January 16, 2009 state media announced the issue of a bill with the value of 100 trillion ( 100,000,000,000,000 ) Zimbabwe dollars. In addition, there should be more notes 10, 20 and 50 trillion Zimbabwe dollars. On 21 January 2009, the daily rate of inflation reached a value of 98 percent, which corresponds to an annualized rate of 6.5 calculated Oktodezillionen ( 6.5 × 10 108 ) per cent by Forbes Asia. Thus, the hyperinflation in Zimbabwe would be one of the highest ever observed. A daily inflation of 100 per cent has already been surpassed in 1946 by the Hungarian pengő. On 29 January 2009 the government allowed the use of other currencies for payment in all transactions; until then, it was only certain shops allowed to accept foreign currencies.

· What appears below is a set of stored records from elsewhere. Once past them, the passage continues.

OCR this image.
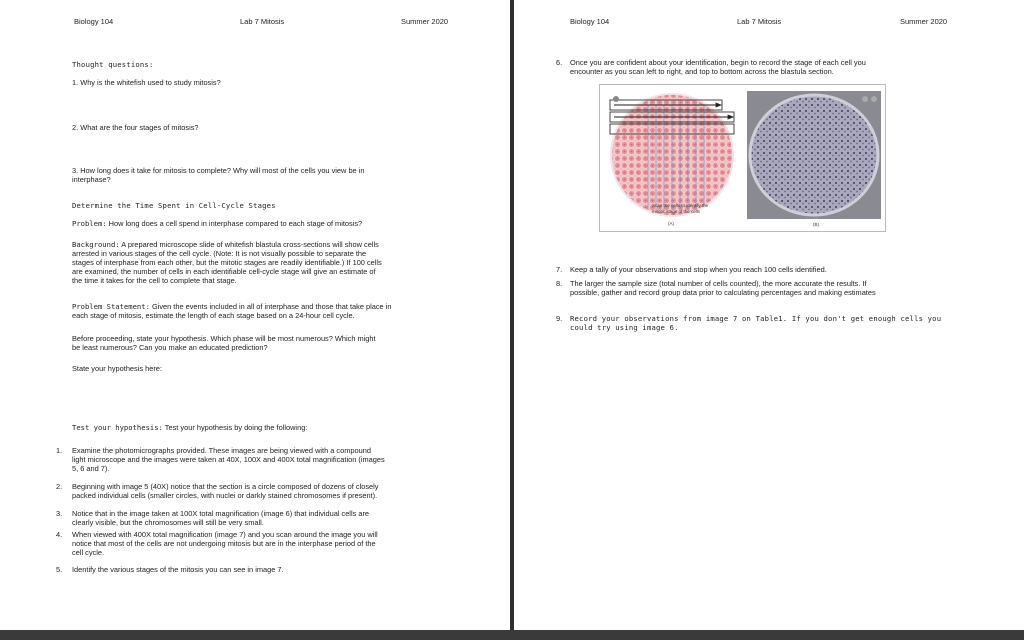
Biology 104	Lab 7 Mitosis	Summer 2020
Thought questions:
1. Why is the whitefish used to study mitosis?
2. What are the four stages of mitosis?
3. How long does it take for mitosis to complete? Why will most of the cells you view be in
interphase?
Determine the Time Spent in Cell-Cycle Stages
Problem: How long does a cell spend in interphase compared to each stage of mitosis?
Background: A prepared microscope slide of whitefish blastula cross-sections will show cells
arrested in various stages of the cell cycle. (Note: It is not visually possible to separate the
stages of interphase from each other, but the mitotic stages are readily identifiable.) If 100 cells
are examined, the number of cells in each identifiable cell-cycle stage will give an estimate of
the time it takes for the cell to complete that stage.
Problem Statement: Given the events included in all of interphase and those that take place in
each stage of mitosis, estimate the length of each stage based on a 24-hour cell cycle.
Before proceeding, state your hypothesis. Which phase will be most numerous? Which might
be least numerous? Can you make an educated prediction?
State your hypothesis here:
Test your hypothesis: Test your hypothesis by doing the following:
1. Examine the photomicrographs provided. These images are being viewed with a compound
light microscope and the images were taken at 40X, 100X and 400X total magnification (images
5, 6 and 7).
2. Beginning with image 5 (40X) notice that the section is a circle composed of dozens of closely
packed individual cells (smaller circles, with nuclei or darkly stained chromosomes if present).
3. Notice that in the image taken at 100X total magnification (image 6) that individual cells are
clearly visible, but the chromosomes will still be very small.
4. When viewed with 400X total magnification (image 7) and you scan around the image you will
notice that most of the cells are not undergoing mitosis but are in the interphase period of the
cell cycle.
5. Identify the various stages of the mitosis you can see in image 7.
Biology 104	Lab 7 Mitosis	Summer 2020
6. Once you are confident about your identification, begin to record the stage of each cell you
encounter as you scan left to right, and top to bottom across the blastula section.
Scan the cells to identify the
mitotic stage of the cells
(A)	(B)
7. Keep a tally of your observations and stop when you reach 100 cells identified.
8. The larger the sample size (total number of cells counted), the more accurate the results. If
possible, gather and record group data prior to calculating percentages and making estimates
9. Record your observations from image 7 on Table1. If you don't get enough cells you
could try using image 6.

A further 12 zeros were canceled on February 2. There new banknotes of 1, 5, 10, 20, 50, 100 and 500 dollars were spent.
Zimbabwe was planning then to pay the salaries of civil servants in U.S. dollars.
In April 2009, the Zimbabwe dollar was suspended by the government for at least a year, foreign currencies such as the euro, the U.S. dollar or the South African rand was introduced as a means of payment. The government hopes that by this measure an end to the price increases and will introduce again only when the country has supporting industries own currency.